Dal 14 aprile è disponibile su Netflix Sette re devono morire, il film sequel di The Last Kingdom, dramma storico con protagonista l’immaginario eroe – Uthred di Bebbanburg. Basato sulle Saxon Stories di Bernard Cornwell, il film racchiude in maniera frettolosa gli ultimi tre libri del racconto.

La profezia: “Sette re devono morire”

La storia è ambientata diversi anni dopo la fine della quinta stagione di The Last Kingdom. Ritroviamo Bebbanburg e il suo legittimo regnante, Uthred (Alexander Dreymon), sempre al fianco dei suoi compagni di mille avventure, Finan (Mark Rowley) e Sihtric (Arnas Fedaravicius). La pace conquistata dopo tanti anni di battaglie, però, si spezza con la morte di re Edward (Timothy Innes), annunciata dalla venuta della regina Eadgifu (Elaine Cassidy) e di suo figlio Edmund (Zack Sutcliffe) a Bebbanburg.

Lo scontro che si staglia all’orizzonte è quello tra i due figli più grandi del defunto regnante: Athelstan (Harry Gilby) e Aelfweard (Ewan Horrocks). Nel frattempo, un re vichingo, Anlaf (Pekka Strang), sbarca in Inghilterra per stringere alleanze con gli altri regnanti e sterminare il Wessex. Insomma, con la morte di re Edward la profezia di Ingrith, moglie di Finan, sembra davvero avverarsi: “Seven Kings Must Die”.

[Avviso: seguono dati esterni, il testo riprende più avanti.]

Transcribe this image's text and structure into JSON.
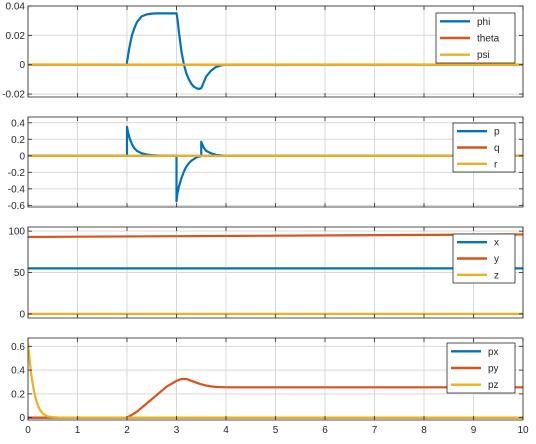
{
  "colors": {
    "series1": "#0072BD",
    "series2": "#D95319",
    "series3": "#EDB120",
    "grid": "#d9d9d9",
    "axis": "#262626"
  },
  "chart_data": [
    {
      "type": "line",
      "xlim": [
        0,
        10
      ],
      "ylim": [
        -0.022,
        0.04
      ],
      "yticks": [
        -0.02,
        0,
        0.02,
        0.04
      ],
      "ytick_labels": [
        "-0.02",
        "0",
        "0.02",
        "0.04"
      ],
      "grid": true,
      "show_xtick_labels": false,
      "legend": {
        "placement": "top-right",
        "entries": [
          "phi",
          "theta",
          "psi"
        ]
      },
      "series": [
        {
          "name": "phi",
          "color_key": "series1",
          "x": [
            0,
            2.0,
            2.0,
            2.05,
            2.1,
            2.15,
            2.2,
            2.3,
            2.4,
            2.5,
            2.6,
            2.7,
            2.8,
            2.9,
            3.0,
            3.02,
            3.05,
            3.1,
            3.15,
            3.2,
            3.25,
            3.3,
            3.35,
            3.4,
            3.45,
            3.5,
            3.55,
            3.6,
            3.7,
            3.8,
            3.9,
            4.0,
            10
          ],
          "y": [
            0,
            0,
            0.002,
            0.012,
            0.02,
            0.025,
            0.029,
            0.033,
            0.0343,
            0.0348,
            0.035,
            0.035,
            0.035,
            0.035,
            0.035,
            0.031,
            0.022,
            0.009,
            0.0,
            -0.006,
            -0.01,
            -0.013,
            -0.015,
            -0.016,
            -0.0165,
            -0.016,
            -0.012,
            -0.008,
            -0.004,
            -0.0015,
            -0.0005,
            0,
            0
          ]
        },
        {
          "name": "theta",
          "color_key": "series2",
          "x": [
            0,
            10
          ],
          "y": [
            0,
            0
          ]
        },
        {
          "name": "psi",
          "color_key": "series3",
          "x": [
            0,
            10
          ],
          "y": [
            0,
            0
          ]
        }
      ]
    },
    {
      "type": "line",
      "xlim": [
        0,
        10
      ],
      "ylim": [
        -0.62,
        0.47
      ],
      "yticks": [
        -0.6,
        -0.4,
        -0.2,
        0,
        0.2,
        0.4
      ],
      "ytick_labels": [
        "-0.6",
        "-0.4",
        "-0.2",
        "0",
        "0.2",
        "0.4"
      ],
      "grid": true,
      "show_xtick_labels": false,
      "legend": {
        "placement": "top-right",
        "entries": [
          "p",
          "q",
          "r"
        ]
      },
      "series": [
        {
          "name": "p",
          "color_key": "series1",
          "x": [
            0,
            2.0,
            2.0,
            2.02,
            2.05,
            2.1,
            2.15,
            2.2,
            2.3,
            2.4,
            2.5,
            2.6,
            2.7,
            2.8,
            2.9,
            3.0,
            3.0,
            3.02,
            3.05,
            3.1,
            3.15,
            3.2,
            3.25,
            3.3,
            3.35,
            3.4,
            3.45,
            3.5,
            3.5,
            3.52,
            3.55,
            3.6,
            3.7,
            3.8,
            3.9,
            4.0,
            10
          ],
          "y": [
            0,
            0,
            0.35,
            0.29,
            0.22,
            0.14,
            0.09,
            0.06,
            0.03,
            0.015,
            0.008,
            0.004,
            0.002,
            0.001,
            0,
            0,
            -0.55,
            -0.45,
            -0.37,
            -0.27,
            -0.19,
            -0.13,
            -0.09,
            -0.06,
            -0.04,
            -0.02,
            -0.01,
            -0.005,
            0.17,
            0.14,
            0.1,
            0.06,
            0.03,
            0.012,
            0.005,
            0,
            0
          ]
        },
        {
          "name": "q",
          "color_key": "series2",
          "x": [
            0,
            10
          ],
          "y": [
            0,
            0
          ]
        },
        {
          "name": "r",
          "color_key": "series3",
          "x": [
            0,
            10
          ],
          "y": [
            0,
            0
          ]
        }
      ]
    },
    {
      "type": "line",
      "xlim": [
        0,
        10
      ],
      "ylim": [
        -5,
        105
      ],
      "yticks": [
        0,
        50,
        100
      ],
      "ytick_labels": [
        "0",
        "50",
        "100"
      ],
      "grid": true,
      "show_xtick_labels": false,
      "legend": {
        "placement": "top-right",
        "entries": [
          "x",
          "y",
          "z"
        ]
      },
      "series": [
        {
          "name": "x",
          "color_key": "series1",
          "x": [
            0,
            10
          ],
          "y": [
            55,
            55
          ]
        },
        {
          "name": "y",
          "color_key": "series2",
          "x": [
            0,
            10
          ],
          "y": [
            93,
            96
          ]
        },
        {
          "name": "z",
          "color_key": "series3",
          "x": [
            0,
            10
          ],
          "y": [
            0,
            0
          ]
        }
      ]
    },
    {
      "type": "line",
      "xlim": [
        0,
        10
      ],
      "ylim": [
        -0.02,
        0.67
      ],
      "yticks": [
        0,
        0.2,
        0.4,
        0.6
      ],
      "ytick_labels": [
        "0",
        "0.2",
        "0.4",
        "0.6"
      ],
      "xticks": [
        0,
        1,
        2,
        3,
        4,
        5,
        6,
        7,
        8,
        9,
        10
      ],
      "xtick_labels": [
        "0",
        "1",
        "2",
        "3",
        "4",
        "5",
        "6",
        "7",
        "8",
        "9",
        "10"
      ],
      "grid": true,
      "show_xtick_labels": true,
      "legend": {
        "placement": "top-right",
        "entries": [
          "px",
          "py",
          "pz"
        ]
      },
      "series": [
        {
          "name": "px",
          "color_key": "series1",
          "x": [
            0,
            10
          ],
          "y": [
            0,
            0
          ]
        },
        {
          "name": "py",
          "color_key": "series2",
          "x": [
            0,
            2.0,
            2.2,
            2.4,
            2.6,
            2.8,
            3.0,
            3.1,
            3.2,
            3.3,
            3.4,
            3.5,
            3.6,
            3.7,
            3.8,
            4.0,
            4.2,
            4.5,
            5.0,
            10
          ],
          "y": [
            0,
            0,
            0.05,
            0.12,
            0.19,
            0.26,
            0.31,
            0.325,
            0.325,
            0.31,
            0.295,
            0.28,
            0.27,
            0.263,
            0.258,
            0.255,
            0.255,
            0.255,
            0.255,
            0.255
          ]
        },
        {
          "name": "pz",
          "color_key": "series3",
          "x": [
            0,
            0.03,
            0.06,
            0.1,
            0.15,
            0.2,
            0.25,
            0.3,
            0.35,
            0.4,
            0.5,
            0.6,
            0.7,
            10
          ],
          "y": [
            0.63,
            0.5,
            0.38,
            0.27,
            0.17,
            0.1,
            0.06,
            0.035,
            0.02,
            0.01,
            0.004,
            0.001,
            0,
            0
          ]
        }
      ]
    }
  ]
}
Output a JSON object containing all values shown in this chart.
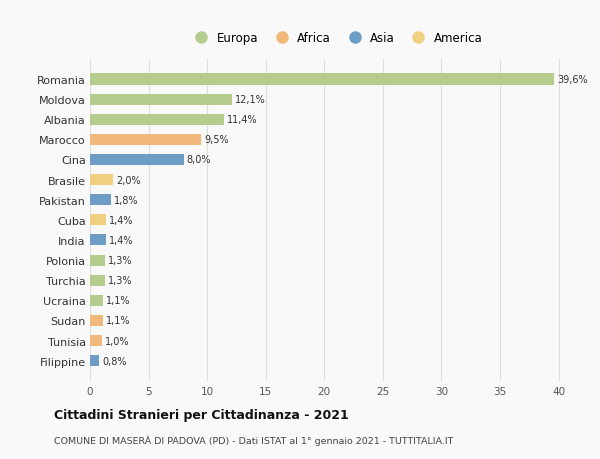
{
  "countries": [
    "Romania",
    "Moldova",
    "Albania",
    "Marocco",
    "Cina",
    "Brasile",
    "Pakistan",
    "Cuba",
    "India",
    "Polonia",
    "Turchia",
    "Ucraina",
    "Sudan",
    "Tunisia",
    "Filippine"
  ],
  "values": [
    39.6,
    12.1,
    11.4,
    9.5,
    8.0,
    2.0,
    1.8,
    1.4,
    1.4,
    1.3,
    1.3,
    1.1,
    1.1,
    1.0,
    0.8
  ],
  "labels": [
    "39,6%",
    "12,1%",
    "11,4%",
    "9,5%",
    "8,0%",
    "2,0%",
    "1,8%",
    "1,4%",
    "1,4%",
    "1,3%",
    "1,3%",
    "1,1%",
    "1,1%",
    "1,0%",
    "0,8%"
  ],
  "continents": [
    "Europa",
    "Europa",
    "Europa",
    "Africa",
    "Asia",
    "America",
    "Asia",
    "America",
    "Asia",
    "Europa",
    "Europa",
    "Europa",
    "Africa",
    "Africa",
    "Asia"
  ],
  "colors": {
    "Europa": "#b5cc8e",
    "Africa": "#f0b87b",
    "Asia": "#6d9dc5",
    "America": "#f0d080"
  },
  "legend_order": [
    "Europa",
    "Africa",
    "Asia",
    "America"
  ],
  "title": "Cittadini Stranieri per Cittadinanza - 2021",
  "subtitle": "COMUNE DI MASERÀ DI PADOVA (PD) - Dati ISTAT al 1° gennaio 2021 - TUTTITALIA.IT",
  "xlim": [
    0,
    42
  ],
  "xticks": [
    0,
    5,
    10,
    15,
    20,
    25,
    30,
    35,
    40
  ],
  "bg_color": "#f9f9f9",
  "grid_color": "#dddddd",
  "bar_height": 0.55
}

Chi saranno gli altri sei re a morire?

Il sogno di Alfred

Con questo film si porta a termine l’impresa iniziata da re Alfred di unire i popoli della Britannia sotto un unico re e un unico credo: il cristianesimo. L’uomo predisposto a tale compito è proprio Athelstan, quel figlio rinnegato per anni da re Edward e ora legittimo erede al trono, nonché protegé di Uthred stesso. Tuttavia, Athelstan rivela in pochi minuti di essere cambiato (manco si trattasse di Daenerys Targaryen): uccide a tradimento il fratello, invade la Northumbria e manda Uthred in esilio. Fa tutte queste cose per amore di Ingilmundr (Laurie Davidson), vichingo cresciuto come un sassone, e cerca di espiare la colpa di una relazione omosessuale con una grande opera di conversione: l’unione dell’intera Britannia sotto il credo cristiano.

Il suo proposito però non sarà facile da attuare: Anlaf, il re vichingo, si è alleato con Costantino il Pio, regnante di Scozia, e con gli altri sovrani delle isole. Ma non solo: il villain di questa storia ha delle talpe all’interno del Wessex, e alcune di loro sono molto prossime a Re Athelstan…

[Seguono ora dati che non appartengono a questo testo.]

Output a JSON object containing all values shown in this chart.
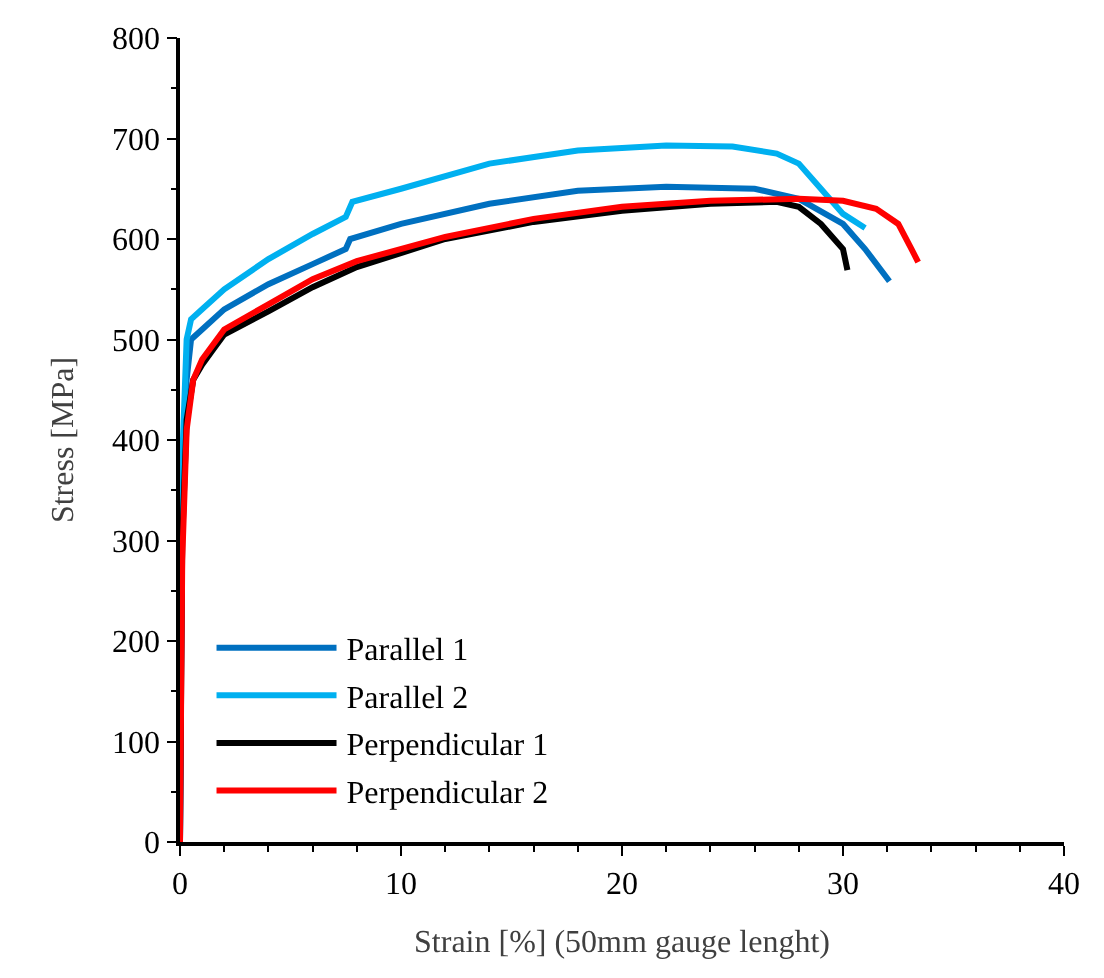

Un film o un grande polpettone?

Le vicende narrate in questo film di quasi due ore si susseguono senza tregua e senza dare il tempo allo spettatore di riflettere su quello che sta accadendo. Sette re devono morire è un film fatto esclusivamente per chi già ha seguito la serie The Last Kingdom, ma praticamente impossibile per i neofiti dello show. Inoltre, il percorso compiuto da Athelstan è troppo veloce per i ritmi di un lungometraggio, e avrebbe necessitato gli spazi di una stagione, così come altre storyline secondarie, che risultano poco approfondite.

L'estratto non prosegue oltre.